The 1886 addition at 1761 N Street.Starting in 1940, the house that had stood at 1761 N Street was split into two addresses – the original 1885 structure was reassigned the number 1763, while the 1886 addition became 1761. The original occupant of the house’s newly-independent western half was Sherman’s and Davide’s daughter, Yulee Noble Miles (this somewhat confounding name was a portmanteau of the last names of her father, maternal grandfather, and maternal great-grandfather). She moved out after less than a year’s occupancy, and the house passed to Mrs. Priscilla de Mauduit, a wealthy hostess and art collector who would be the Miles’s neighbor for roughly a decade.

Sherman Miles was briefly—and undoubtedly awkwardly—thrown into the limelight in December of 1941, when he was chief of military intelligence. The general had written a memorandum in November that concluded that the Japanese had their hands full in China and were highly unlikely to attack the United States, thus implying that defensive preparations in the Pacific would not be necessary. When the unanticipated Japanese attack finally came a few weeks later, Miles’s career in military intelligence was quickly brought to a close. Despite this embarrassment, he continued to serve the United States Armed Forces throughout the war, and finally retired in 1946 at the rank of Major General.

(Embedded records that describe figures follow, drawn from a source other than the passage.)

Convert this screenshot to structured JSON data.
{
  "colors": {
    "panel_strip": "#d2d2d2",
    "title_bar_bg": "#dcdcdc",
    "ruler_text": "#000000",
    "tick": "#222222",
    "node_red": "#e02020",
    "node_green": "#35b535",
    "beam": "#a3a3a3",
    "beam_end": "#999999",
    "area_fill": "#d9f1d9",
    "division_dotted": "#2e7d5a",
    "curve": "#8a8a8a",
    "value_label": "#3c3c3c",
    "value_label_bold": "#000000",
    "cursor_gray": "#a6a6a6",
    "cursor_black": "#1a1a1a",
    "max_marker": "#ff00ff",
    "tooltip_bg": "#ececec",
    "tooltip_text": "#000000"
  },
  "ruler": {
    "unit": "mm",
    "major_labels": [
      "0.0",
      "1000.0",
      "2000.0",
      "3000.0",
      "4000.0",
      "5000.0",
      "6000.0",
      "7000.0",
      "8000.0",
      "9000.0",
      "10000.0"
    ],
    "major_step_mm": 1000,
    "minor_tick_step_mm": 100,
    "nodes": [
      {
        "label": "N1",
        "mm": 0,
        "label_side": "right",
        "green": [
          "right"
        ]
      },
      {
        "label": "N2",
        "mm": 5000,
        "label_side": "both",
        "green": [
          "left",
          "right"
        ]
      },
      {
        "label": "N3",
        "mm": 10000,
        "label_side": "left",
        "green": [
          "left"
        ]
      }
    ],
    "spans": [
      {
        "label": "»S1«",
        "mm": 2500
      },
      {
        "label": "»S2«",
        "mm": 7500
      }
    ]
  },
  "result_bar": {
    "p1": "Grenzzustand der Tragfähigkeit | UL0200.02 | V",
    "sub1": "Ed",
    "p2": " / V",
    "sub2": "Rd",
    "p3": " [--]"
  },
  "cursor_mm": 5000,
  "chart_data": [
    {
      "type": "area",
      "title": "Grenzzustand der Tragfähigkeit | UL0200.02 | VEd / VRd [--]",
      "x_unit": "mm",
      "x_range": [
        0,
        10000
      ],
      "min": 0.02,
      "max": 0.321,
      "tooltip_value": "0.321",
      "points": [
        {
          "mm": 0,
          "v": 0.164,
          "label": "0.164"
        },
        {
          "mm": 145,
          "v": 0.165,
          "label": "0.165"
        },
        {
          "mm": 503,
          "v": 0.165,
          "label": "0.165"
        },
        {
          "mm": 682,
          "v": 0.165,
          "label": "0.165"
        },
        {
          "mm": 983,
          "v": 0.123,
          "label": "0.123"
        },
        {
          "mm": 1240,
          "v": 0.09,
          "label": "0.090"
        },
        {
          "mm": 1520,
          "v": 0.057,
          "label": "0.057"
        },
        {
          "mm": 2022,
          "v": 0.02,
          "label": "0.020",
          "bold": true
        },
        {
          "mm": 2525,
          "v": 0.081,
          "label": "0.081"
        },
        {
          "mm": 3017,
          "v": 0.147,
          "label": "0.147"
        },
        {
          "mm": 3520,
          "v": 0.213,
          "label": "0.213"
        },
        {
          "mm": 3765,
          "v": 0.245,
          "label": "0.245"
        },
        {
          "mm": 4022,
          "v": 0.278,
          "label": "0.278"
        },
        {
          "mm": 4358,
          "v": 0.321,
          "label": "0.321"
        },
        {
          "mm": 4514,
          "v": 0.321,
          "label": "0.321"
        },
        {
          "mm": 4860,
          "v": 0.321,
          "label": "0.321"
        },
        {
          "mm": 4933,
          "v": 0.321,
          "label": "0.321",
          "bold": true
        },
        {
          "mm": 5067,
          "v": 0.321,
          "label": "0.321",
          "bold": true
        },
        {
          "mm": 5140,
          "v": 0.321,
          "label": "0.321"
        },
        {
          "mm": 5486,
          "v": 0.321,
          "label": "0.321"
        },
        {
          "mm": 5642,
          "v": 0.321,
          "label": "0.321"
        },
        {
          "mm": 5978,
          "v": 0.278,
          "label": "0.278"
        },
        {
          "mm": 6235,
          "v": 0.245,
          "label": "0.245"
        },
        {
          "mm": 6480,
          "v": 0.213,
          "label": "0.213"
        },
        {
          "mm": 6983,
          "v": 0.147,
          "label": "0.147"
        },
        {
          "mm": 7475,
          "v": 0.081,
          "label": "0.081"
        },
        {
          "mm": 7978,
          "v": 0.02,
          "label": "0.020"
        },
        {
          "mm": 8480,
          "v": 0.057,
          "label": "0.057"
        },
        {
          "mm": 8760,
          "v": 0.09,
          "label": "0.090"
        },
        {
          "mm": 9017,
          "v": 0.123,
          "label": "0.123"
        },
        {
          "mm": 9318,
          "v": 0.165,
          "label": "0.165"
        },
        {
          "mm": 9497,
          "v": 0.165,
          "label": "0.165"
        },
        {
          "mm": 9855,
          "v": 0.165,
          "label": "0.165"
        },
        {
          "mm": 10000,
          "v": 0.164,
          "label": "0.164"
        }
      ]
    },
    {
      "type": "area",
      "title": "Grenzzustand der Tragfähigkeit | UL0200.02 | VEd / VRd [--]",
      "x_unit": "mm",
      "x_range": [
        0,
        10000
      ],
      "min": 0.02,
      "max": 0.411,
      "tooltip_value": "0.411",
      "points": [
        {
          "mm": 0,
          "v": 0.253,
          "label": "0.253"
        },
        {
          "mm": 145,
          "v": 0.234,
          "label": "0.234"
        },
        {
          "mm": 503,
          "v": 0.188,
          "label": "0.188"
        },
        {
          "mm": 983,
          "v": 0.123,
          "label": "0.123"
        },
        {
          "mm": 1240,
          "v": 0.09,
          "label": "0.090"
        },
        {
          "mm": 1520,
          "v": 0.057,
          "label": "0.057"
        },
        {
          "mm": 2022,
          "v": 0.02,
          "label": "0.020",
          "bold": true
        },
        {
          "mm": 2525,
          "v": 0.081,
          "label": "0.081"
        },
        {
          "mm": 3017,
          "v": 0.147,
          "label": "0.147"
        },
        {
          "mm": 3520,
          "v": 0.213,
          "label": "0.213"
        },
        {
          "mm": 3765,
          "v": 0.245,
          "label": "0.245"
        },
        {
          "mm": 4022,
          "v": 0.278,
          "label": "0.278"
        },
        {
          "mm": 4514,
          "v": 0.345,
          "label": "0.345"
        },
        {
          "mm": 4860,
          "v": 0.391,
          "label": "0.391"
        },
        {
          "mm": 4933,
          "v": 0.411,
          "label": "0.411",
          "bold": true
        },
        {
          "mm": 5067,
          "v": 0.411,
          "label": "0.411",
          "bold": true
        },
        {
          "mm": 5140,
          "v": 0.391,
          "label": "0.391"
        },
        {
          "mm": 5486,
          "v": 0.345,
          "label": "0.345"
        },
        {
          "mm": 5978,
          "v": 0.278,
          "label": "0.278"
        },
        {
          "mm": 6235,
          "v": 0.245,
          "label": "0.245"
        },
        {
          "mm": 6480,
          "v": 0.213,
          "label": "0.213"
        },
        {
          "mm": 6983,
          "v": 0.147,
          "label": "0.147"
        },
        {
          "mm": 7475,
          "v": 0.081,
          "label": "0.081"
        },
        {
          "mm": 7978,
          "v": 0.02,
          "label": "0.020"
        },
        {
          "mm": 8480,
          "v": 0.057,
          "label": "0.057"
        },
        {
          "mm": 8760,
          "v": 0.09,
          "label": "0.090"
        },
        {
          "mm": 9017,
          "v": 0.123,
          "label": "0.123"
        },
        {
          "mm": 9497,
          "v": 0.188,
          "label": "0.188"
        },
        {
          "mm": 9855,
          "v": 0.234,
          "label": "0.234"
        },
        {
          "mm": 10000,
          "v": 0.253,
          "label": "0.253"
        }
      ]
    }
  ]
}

Postwar records of the house are sparse, but the best conjecture seems to be that de Mauduit and the Miles family lived quiet and uneventful lives from 1940 to 1953, when Mrs. Miles died. Sherman promptly remarried and moved in with his second wife, while Davide’s estate was executed by the National Savings and Trust Company. NSTC put the house up for auction, and it was purchased by a man named George Camp Keiser.

Keiser, an architect by training with a profound interest in the Middle East, had established an Institute for the study of the region in 1946. Since its inception, the Middle East Institute had rapidly expanded – its membership had grown from a handful of like-minded colleagues to over 500 professionals from various fields, and its library had become a sizable collection. Its original home, a modest suite on Florida Avenue, was barely large enough even for the library, let alone for the Institute’s offices and gatherings. After briefly taking up residence at 19th and T streets (leaving its library behind on Florida Avenue), MEI set its sights on a pair of vacant townhouses near Dupont Circle. Keiser, whose considerable wealth was the lifeblood of the nascent Institute, purchased the houses at auction and promptly rented them to MEI at a modest rate. The original plan was to house the library and offices in the townhouse, and to convert the rear carriage house into a lecture hall and exhibition room.

The house—now the office—on N Street has been the home of the Middle East Institute for more than half a century. Since the mid-1980s, the Institute has owned the building, and significant remodeling has been undertaken to make an efficient place of business and learning out of a former residential space, and to preserve the historic townhouse for which MEI is now responsible. In order to meet the dual purposes of historical stewardship and an exigent need for efficiency, the Institute seeks to continue to improve and preserve the building—to add its layer to the palimpsest of lives, woven into the brick and mortar and reaching deep into the roots of Washington’s postbellum history, that is 1761 N Street.